Job Opportunities
Quality Control Coding Analyst
The Virtual Business Office is currently seeking an experienced Coding Quality Control Analyst to join our award winning healthcare revenue cycle extended business office team. We provide revenue cycle business office solutions for our clients nationwide, and have been ranked #1 in KLAS for Extended Business Office Services for 6 consecutive years. If you are looking to join a winning team and industry leader in revenue cycle management, this is the position for you! The Coding Quality Control Analyst conducts quality control audits of patient encounters referred to the Virtual Business Office and assures company and client standards are maintained and the integrity of client services are preserved. The Coding Quality Control Analyst will perform a variety of functions including, but not limited to: conducting audit reviews of coding staff for accuracy on edits; reporting summary and detailed audit data on findings and trends; and, supporting the Coding Team in the development, planning, and execution of the auditing processes.
This role consults with and takes direction from the Quality Control and Coding teams to resolve quality and efficiency issues that may occur on any given project. This is an advanced to expert level coding position.
Responsibilities:
- Performs data quality reviews on inpatient/outpatient encounters to validate the ICD-10-CM,ICD-10- PCS, CPT, and HCPCS Level II code and modifier assignments, DRG/APC group appropriateness.
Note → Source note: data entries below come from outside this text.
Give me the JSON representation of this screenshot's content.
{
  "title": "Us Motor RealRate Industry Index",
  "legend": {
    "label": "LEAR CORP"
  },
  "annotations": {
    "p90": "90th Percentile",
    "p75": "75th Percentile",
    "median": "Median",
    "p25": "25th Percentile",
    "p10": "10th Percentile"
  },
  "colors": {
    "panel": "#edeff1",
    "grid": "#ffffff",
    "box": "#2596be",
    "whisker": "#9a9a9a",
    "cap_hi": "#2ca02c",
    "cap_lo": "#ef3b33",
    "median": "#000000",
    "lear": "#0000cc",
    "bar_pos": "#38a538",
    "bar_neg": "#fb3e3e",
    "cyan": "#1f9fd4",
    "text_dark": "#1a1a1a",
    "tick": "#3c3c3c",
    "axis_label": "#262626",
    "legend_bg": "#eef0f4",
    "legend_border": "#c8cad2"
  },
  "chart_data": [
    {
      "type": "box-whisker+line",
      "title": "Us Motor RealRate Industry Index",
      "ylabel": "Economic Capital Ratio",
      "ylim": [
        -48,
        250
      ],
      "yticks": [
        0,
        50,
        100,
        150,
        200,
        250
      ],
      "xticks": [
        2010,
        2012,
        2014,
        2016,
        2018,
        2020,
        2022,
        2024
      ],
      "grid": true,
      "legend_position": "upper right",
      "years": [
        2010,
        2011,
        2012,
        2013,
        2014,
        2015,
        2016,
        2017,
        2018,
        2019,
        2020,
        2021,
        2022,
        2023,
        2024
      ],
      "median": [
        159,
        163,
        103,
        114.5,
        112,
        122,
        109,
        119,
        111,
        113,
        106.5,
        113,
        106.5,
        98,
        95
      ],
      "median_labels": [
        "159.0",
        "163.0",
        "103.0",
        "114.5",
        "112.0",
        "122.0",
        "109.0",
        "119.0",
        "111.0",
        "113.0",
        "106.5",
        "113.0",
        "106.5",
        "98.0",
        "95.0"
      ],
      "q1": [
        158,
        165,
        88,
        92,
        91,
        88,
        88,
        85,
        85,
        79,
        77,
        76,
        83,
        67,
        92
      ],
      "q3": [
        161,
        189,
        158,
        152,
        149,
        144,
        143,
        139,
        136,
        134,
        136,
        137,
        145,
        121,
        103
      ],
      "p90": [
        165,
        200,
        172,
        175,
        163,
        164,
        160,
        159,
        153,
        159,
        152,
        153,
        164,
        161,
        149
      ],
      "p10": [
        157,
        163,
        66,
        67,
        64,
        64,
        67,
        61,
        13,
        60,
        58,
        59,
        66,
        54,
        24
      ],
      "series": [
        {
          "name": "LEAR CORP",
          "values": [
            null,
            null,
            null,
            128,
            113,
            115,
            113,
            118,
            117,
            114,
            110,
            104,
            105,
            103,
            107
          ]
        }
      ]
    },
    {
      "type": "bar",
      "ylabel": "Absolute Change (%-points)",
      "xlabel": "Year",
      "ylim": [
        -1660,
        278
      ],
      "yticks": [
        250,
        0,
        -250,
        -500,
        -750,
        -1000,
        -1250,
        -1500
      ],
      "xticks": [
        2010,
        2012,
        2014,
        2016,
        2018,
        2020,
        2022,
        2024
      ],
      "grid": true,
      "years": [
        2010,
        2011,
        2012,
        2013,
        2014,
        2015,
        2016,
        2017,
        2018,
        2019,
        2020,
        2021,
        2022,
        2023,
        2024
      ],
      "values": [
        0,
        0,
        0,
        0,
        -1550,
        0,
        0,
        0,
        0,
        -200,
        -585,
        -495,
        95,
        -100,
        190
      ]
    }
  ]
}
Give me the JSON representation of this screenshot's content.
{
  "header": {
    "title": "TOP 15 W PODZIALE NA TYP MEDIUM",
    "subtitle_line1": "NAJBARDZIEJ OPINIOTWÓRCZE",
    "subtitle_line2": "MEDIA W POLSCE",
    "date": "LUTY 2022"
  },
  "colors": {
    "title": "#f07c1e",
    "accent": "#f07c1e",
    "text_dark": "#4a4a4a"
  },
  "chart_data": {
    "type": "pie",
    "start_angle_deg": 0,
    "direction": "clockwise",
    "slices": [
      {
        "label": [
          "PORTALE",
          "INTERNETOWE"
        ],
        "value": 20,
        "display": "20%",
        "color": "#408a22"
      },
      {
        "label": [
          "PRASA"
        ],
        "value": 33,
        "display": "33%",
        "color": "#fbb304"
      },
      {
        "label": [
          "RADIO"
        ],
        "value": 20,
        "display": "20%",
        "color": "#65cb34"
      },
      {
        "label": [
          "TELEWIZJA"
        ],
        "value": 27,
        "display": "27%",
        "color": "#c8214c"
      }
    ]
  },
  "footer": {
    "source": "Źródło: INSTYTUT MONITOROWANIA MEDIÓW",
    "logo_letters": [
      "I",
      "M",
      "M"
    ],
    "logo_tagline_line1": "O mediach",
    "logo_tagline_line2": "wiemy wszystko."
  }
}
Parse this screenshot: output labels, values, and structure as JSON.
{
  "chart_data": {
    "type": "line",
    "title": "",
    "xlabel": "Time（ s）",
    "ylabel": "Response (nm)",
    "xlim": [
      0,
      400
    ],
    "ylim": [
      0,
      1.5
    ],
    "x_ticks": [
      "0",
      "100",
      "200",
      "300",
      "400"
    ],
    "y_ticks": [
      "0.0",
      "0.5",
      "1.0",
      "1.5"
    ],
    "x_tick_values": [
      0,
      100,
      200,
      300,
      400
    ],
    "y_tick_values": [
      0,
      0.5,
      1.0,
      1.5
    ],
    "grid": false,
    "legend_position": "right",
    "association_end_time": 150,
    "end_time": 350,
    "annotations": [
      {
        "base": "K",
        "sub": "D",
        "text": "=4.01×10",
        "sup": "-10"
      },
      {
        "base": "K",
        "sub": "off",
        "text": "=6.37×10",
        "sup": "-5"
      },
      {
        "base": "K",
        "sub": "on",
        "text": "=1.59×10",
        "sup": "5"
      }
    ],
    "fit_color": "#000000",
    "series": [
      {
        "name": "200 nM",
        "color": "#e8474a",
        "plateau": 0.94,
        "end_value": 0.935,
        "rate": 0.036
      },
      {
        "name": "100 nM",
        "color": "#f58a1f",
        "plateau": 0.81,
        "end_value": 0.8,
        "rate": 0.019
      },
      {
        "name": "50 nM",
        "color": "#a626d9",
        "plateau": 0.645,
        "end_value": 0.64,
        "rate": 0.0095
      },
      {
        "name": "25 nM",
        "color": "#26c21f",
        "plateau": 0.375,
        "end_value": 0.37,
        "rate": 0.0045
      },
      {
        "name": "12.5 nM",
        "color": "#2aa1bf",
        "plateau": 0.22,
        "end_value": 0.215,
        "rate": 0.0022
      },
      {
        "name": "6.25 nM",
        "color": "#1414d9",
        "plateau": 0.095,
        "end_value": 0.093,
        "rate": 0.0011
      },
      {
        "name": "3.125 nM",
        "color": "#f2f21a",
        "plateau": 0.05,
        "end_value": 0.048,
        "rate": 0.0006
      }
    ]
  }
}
- Ensures compliance with all APC and DRG mandates of inpatient and outpatient reporting requirements.
- Demonstrates competency in the use of computer applications and APC/DRG Grouper Software, Outpatient code edits (OCE), and all coding and abstracting software and hardware currently used by the team and the Client.
- Utilize online resources to accurately assign codes. Advanced knowledge of researching coding related issues. (i.e. coding clinics, coding guidelines, etc.)
- Keeps abreast of coding guidelines and reimbursement reporting requirements.
- Identifies problems, analyzes cause and effect, and suggests recommendations for improvement.
- Identifies areas of weakness and communicates recommendations on changes and improvement to Quality Control and Coding teams.
- Documents findings of analysis. May prepare reports and suggest recommendations of implementation of new systems, procedures or organizational changes.
- Relies on specific instructions and pre-established guidelines to perform the functions of the job.
- Possesses ability to be confidential; Supports company compliance by demonstrating adherence to all relevant compliance policies and procedures; demonstrates knowledge of HIPAA Privacy and Security Regulations as evidenced by appropriate handling of sensitive information.
- Consults and collaborates with Quality Control and Coding Team Leads to identify and assess training needs based on work audited.
- Participates in quality control meetings.
- Possesses considerable leadership skills, fostering an atmosphere of trust; seeks diverse views to encourage improvement and innovation; coaches and develops staff through timely and meaningful written feedback.
- Possesses a cooperative and positive attitude toward management and co-workers by responding politely and professionally and being a valued team player.
- Exemplifies extensive knowledge of the hospital revenue cycle with specialization in healthcare billing, follow-up, and the account resolution process to include, but not limited to: claims submission, acceptance, and adjudication, transaction reviews, adjustment posting, identification of patient responsibility, etc.
- Other duties as assigned.
Required Knowledge and Skills:
- Current AHIMA credentials (i.e. CCS, CCS-P) or AAPC credentials (i.e. COC, CIC, CPC, CPC-H) required and maintained
- Demonstrate advanced to expert level coding competency in ICD-10-CM, ICD-10-PCS, CPT-4, HCPCS and Coding Modifiers and displays advanced competency of Inpatient/Outpatient coding guidelines and Diagnosis Related Group (DRG)/Ambulatory Payment Category (APC) assignment
- Able to document problems and assist in their resolution.
- Proven ability to lead by example and foster mentoring relationships.
- Strong written and oral communication skills. Computer and internet literate in an MS Office environment.
Job Requirements and Preferences:
- Minimum Degree Required: Associates Degree or higher preferred
- Minimum Licensure/Certification: Current AHIMA credentials (i.e. CCS, CCS-P) or AAPC credentials (i.e. COC, CIC, CPC, CPC-H) required and maintained
- Minimum Years of Experience: 7+ years of medical coding experience (facility and/or consulting) to include both inpatient and outpatient, preferably in an acute care setting; 10+ years preferred
Recruiting Solutions provides equal employment opportunities (EEO) to all employees and applicants for employment without regard to race, color, religion, sex, national origin, age, disability or genetics. In addition to federal law requirements, Recruiting Solutions complies with applicable state and local laws governing nondiscrimination in employment in every location in which the company has facilities.
Recruiting Solutions expressly prohibits any form of workplace harassment based on race, color, religion, gender, sexual orientation, gender identity or expression, national origin, age, genetic information, disability, or veteran status.